Originally written on Three-Way Chili  |  Last updated 11/17/14

No news is good news for the Cincinnati Reds as they begin spring training.

No one on the roster suffered an injury during their offseason workouts (knock on wood), there have been no ailments that have popped up the first few days of spring training (keep knocking) and there have been no visa problems with players from the Dominican Republic and other foreign nations.

Every pitcher and catcher reported on time, and there hasn’t been one word about anyone being out of shape. In fact, pitcher Homer Bailey added 10-15 pounds of muscle this offseason after hitting the weights hard. (Get those HGH jokes ready.)

Also, projected starting shortstop Zack Cozart spent nearly the entire winter in Goodyear, Ariz., rehabbing the elbow injury that ended his promising 2011 season early. The 26-year-old Cozart will still be considered a rookie this year since he only amassed 37 at-bats for the Reds last season. However, he was impressive during his short 11-game stint as he batted .324 with two home runs and three RBIs. Cozart spent most of the 2011 campaign at Triple-A Louisville where he batted .310 with seven homers, 32 RBIs and nine stolen bases (OPS of .825). He is expected to be fully ready for Opening Day.

Cozart is a huge key to the Reds’ 2012 season. He doesn’t need to do anything special, just be steady. He won’t be a Gold Glove candidate at short, but he’s solid defensively. Offensively, he’ll likely begin the season batting in the two hole, and if he can keep his OPS over .750, he will do just fine.

Another key is the health of 36-year-old third baseman Scott Rolen, who was limited to 65 games and 252 at-bats last season due to injuries. All reports indicate Rolen is in excellent shape entering spring training. However, we all know he’s near the end of his career and that he’s very injury-prone due to the gritty brand of baseball he’s played since 1996 at the MLB level. If the Reds can get 100-plus games out of Rolen (he played 133 in 2010 when he was an All-Star for Cincinnati) that will be considered a victory.

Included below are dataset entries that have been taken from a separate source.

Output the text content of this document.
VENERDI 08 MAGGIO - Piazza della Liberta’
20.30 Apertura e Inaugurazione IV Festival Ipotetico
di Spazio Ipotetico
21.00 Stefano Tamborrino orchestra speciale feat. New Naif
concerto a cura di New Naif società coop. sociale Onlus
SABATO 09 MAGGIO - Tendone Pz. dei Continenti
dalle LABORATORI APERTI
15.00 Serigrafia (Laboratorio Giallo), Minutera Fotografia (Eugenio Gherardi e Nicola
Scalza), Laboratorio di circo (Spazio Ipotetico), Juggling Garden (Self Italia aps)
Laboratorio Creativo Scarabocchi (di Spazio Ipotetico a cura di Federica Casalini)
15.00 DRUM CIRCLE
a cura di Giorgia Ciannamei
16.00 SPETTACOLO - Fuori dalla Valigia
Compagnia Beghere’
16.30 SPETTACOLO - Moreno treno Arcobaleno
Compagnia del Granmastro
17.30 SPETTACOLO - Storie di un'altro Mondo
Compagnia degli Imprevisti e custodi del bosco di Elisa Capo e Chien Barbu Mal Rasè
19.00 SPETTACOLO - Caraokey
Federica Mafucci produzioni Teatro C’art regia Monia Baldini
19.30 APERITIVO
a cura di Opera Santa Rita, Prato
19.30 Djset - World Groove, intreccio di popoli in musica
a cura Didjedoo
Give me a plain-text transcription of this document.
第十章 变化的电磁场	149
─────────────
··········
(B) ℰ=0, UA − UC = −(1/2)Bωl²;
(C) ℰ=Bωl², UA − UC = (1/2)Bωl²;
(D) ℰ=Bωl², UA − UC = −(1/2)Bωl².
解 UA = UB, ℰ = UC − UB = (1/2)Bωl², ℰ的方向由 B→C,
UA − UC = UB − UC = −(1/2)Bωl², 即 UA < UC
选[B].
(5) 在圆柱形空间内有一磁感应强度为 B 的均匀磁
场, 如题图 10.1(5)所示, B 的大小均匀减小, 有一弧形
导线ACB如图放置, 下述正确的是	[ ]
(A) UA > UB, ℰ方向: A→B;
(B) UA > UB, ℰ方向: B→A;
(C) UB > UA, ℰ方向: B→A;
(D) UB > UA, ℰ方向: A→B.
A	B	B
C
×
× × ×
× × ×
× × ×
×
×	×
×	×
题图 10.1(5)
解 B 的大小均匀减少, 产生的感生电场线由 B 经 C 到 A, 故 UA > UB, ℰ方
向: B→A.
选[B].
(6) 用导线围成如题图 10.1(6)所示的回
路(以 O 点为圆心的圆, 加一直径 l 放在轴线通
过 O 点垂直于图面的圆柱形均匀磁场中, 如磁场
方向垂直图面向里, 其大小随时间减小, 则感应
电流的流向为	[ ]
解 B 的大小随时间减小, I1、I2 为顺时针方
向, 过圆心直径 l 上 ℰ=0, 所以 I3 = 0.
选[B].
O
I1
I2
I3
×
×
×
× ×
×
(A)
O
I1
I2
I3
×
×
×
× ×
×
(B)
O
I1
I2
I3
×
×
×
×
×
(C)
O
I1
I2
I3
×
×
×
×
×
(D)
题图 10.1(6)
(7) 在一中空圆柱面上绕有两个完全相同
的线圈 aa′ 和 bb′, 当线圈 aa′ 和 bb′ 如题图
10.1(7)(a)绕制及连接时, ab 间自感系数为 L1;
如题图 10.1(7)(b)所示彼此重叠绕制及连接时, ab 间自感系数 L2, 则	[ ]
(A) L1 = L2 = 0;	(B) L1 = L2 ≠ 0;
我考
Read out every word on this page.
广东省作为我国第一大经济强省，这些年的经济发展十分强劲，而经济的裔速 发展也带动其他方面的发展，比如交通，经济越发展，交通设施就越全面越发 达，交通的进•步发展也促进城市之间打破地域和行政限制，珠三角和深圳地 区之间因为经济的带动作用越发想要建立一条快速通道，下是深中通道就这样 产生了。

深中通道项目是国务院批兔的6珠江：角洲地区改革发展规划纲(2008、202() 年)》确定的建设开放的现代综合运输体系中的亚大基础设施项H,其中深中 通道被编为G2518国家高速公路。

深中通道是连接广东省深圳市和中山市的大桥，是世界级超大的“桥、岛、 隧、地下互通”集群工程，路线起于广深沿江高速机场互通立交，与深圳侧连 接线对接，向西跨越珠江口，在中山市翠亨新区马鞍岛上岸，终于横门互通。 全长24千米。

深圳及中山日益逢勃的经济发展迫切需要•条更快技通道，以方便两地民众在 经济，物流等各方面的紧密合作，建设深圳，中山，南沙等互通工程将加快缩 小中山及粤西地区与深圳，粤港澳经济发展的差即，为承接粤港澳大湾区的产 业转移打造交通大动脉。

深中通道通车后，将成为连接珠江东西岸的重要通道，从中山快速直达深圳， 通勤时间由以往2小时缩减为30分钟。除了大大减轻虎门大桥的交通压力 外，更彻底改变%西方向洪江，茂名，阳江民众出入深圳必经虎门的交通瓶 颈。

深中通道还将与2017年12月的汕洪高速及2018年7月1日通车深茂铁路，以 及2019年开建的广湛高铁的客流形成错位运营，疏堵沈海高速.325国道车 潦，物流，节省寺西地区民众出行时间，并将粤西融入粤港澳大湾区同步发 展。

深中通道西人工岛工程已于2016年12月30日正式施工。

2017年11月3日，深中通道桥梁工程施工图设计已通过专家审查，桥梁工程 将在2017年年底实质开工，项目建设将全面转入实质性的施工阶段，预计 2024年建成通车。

The Reds also enter game with what I would consider seven legitimate starting pitchers. Obviously, only five will make the rotation, but these things have a way of working themselves out through injuries, or players just flat-out not performing.

I love the top-three of the rotation with Johnny Cueto, Mat Latos (who are interchangeable as the Reds’ No. 1 starter, although Cueto will get the Opening Day nod) and Mike Leake. Bailey is a solid No. 4 when healthy, but injuries and inconsistency have always been problems for him. Bronson Arroyo will also be in the rotation and I expect him to bounce back with a decent year following by far his worst season in a Reds uniform. Arroyo began the 2011 season battling a case of mono and was never quite right.

Left-handed flamethrower Aroldis Chapman will likely begin the season at Louisville, but it sure as hell will be interesting to see how he looks during spring training. I like that the Reds are committed to making him a starter. Make no mistake about it: Even if he doesn’t make the 25-man roster out of spring training, he will be needed at some point this season. Is this the year when the 24-year-old Chapman breaks out? Or is he merely an entertaining sideshow?

The final “legit” starting pitcher on the roster is lefty Jeff Francis, who is only 31. Francis was 17-9 with a 4.22 ERA for the Colorado Rockies in 2007, so he’s proven he can be more-than a capable pitcher on this level. And after battling injuries the last two years, Francis is finally healthy. If he doesn’t make the rotation out of spring training, the Reds could decide to use him out of the pen. He could be like the left-handed version of Sam LeCure: A guy that could start if needed, but can also be an effective long-reliever.

One final thing: Rookie catcher Devin Mesoraco is drawing rave reviews for his physical conditioning during the offseason, and general manager Walt Jocketty referred to the rookie as a “Man’s man.” Mesoraco – ranked as the 16th-best prospect in the game by Baseball America and the second-best catcher (behind Jesus Montero of the Mariners, which is highly debatable if you ask me) – will platoon with Ryan Hanigan this season, but Mesoraco is believed to be a future star. It’s going to be fun to watch him in his first full season of action at the Big League level. The 23-year-old Mesoraco batted .289 with 15 HRs and 71 RBIs in Triple-A last year (OPS of .855). He got called up in September and had a cup of coffee with the Reds, batting .180 with two homers and six RBIs in 18 games.